На круглой перламутровой марке был изображен портрет легионера в мундире. Полное лицо солдата имело поразительное сходство с изображением Христа на крышке шкатулки; на обратной стороне марки были те же инициалы, что и на дощечке над головой распятого: К. V. К. S. И. С. L. Е.
Я прочел: "К. фон К., солдат второго класса иностранного легиона".
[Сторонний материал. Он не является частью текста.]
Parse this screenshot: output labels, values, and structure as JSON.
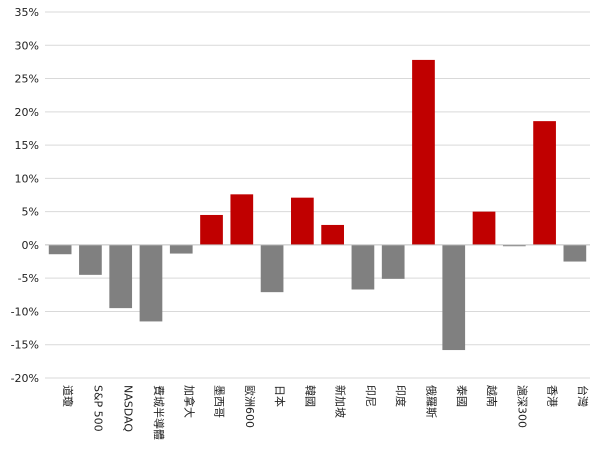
{
  "chart_data": {
    "type": "bar",
    "title": "",
    "xlabel": "",
    "ylabel": "",
    "ylim": [
      -20,
      35
    ],
    "yticks": [
      -20,
      -15,
      -10,
      -5,
      0,
      5,
      10,
      15,
      20,
      25,
      30,
      35
    ],
    "ytick_labels": [
      "-20%",
      "-15%",
      "-10%",
      "-5%",
      "0%",
      "5%",
      "10%",
      "15%",
      "20%",
      "25%",
      "30%",
      "35%"
    ],
    "grid": "horizontal",
    "categories": [
      "道瓊",
      "S&P 500",
      "NASDAQ",
      "費城半導體",
      "加拿大",
      "墨西哥",
      "歐洲600",
      "日本",
      "韓國",
      "新加坡",
      "印尼",
      "印度",
      "俄羅斯",
      "泰國",
      "越南",
      "滬深300",
      "香港",
      "台灣"
    ],
    "values": [
      -1.4,
      -4.5,
      -9.5,
      -11.5,
      -1.3,
      4.5,
      7.6,
      -7.1,
      7.1,
      3.0,
      -6.7,
      -5.1,
      27.8,
      -15.8,
      5.0,
      -0.2,
      18.6,
      -2.5
    ],
    "colors": {
      "positive": "#c00000",
      "negative": "#808080",
      "grid": "#d9d9d9",
      "axis": "#bfbfbf"
    }
  }
}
- Верно, - сказал старик. - Вот именно. "Карл фон Ке…" - Он остановился. - Нет, имени вам не нужно, а впрочем, если пожелаете, вы можете легко его найти в старом списке моряков. Он был морским кадетом, прежде чем приехал сюда. Он должен был бросить службу и покинуть отечество; кажется, его преследовали на основании глупого параграфа 218 нашего великолепного свода законов. Но в этой книге нет параграфа достаточно глупого, на основании которого нельзя было бы не вербовать рекрутов для легиона. Ах, этот морской кадет обладал золотым сердцем и мягким характером! Морским кадетом его продолжали называть все - и товарищи и начальство. Это был отчаянный юноша, который знал, что жизнь его погублена, и который из своей жизни делал спорт, всегда ставил ее на карту. В Алжире он один защищал целый форт; когда все начальники пали, он взял на себя командование десятью легионерами и двумя дюжинами солдат и защищался в продолжение нескольких недель, пока не пришло подкрепление. Тогда он в первый раз получил нашивки; три раза он получал их и вскоре после этого снова терял. Вот это-то и скверно в легионе: сегодня сержант, завтра опять солдат. Пока эти люди в походе, дело идет хорошо, но эта неограниченная свобода не переносит городского воздуха, эти люди сейчас же затевают какую-нибудь нехорошую историю. Морской кадет отличился еще тем, что он бросился за генералом Барри в Красное море, когда тот нечаянно упал с подмостков. При ликующих криках экипажа он вытащил его из воды, не обращая внимания на громадных акул… Его недостатки? Он пил… как и все легионеры. И, как все они, он волочился за женщинами и иногда забывал попросить для этого разрешения… А кроме того - ну да, он третировал туземцев гораздо более en canaille, чем это было необходимо. Но вообще это был молодец, для которого не было яблока, висящего слишком высоко. И он был очень способный; через каких-нибудь два месяца он лучше говорил на тарабарском языке желтых разбойников, чем я, просидевший бесконечное число лет в своем бунгало. И манеры, которым он выучился у себя в детстве, он не забыл даже в легионе. Его товарищи находили, что я в нем души не чаю. Ну, этого не было, но он мне нравился, и он был мне ближе, чем все другие. В Эдгардхафене он прожил целый год и часто приходил ко мне; он опорожнил много бочек в моем погребе. Он не говорил "благодарю" после четвертого стакана, как делаете это вы. Да пейте же. Бана, налей!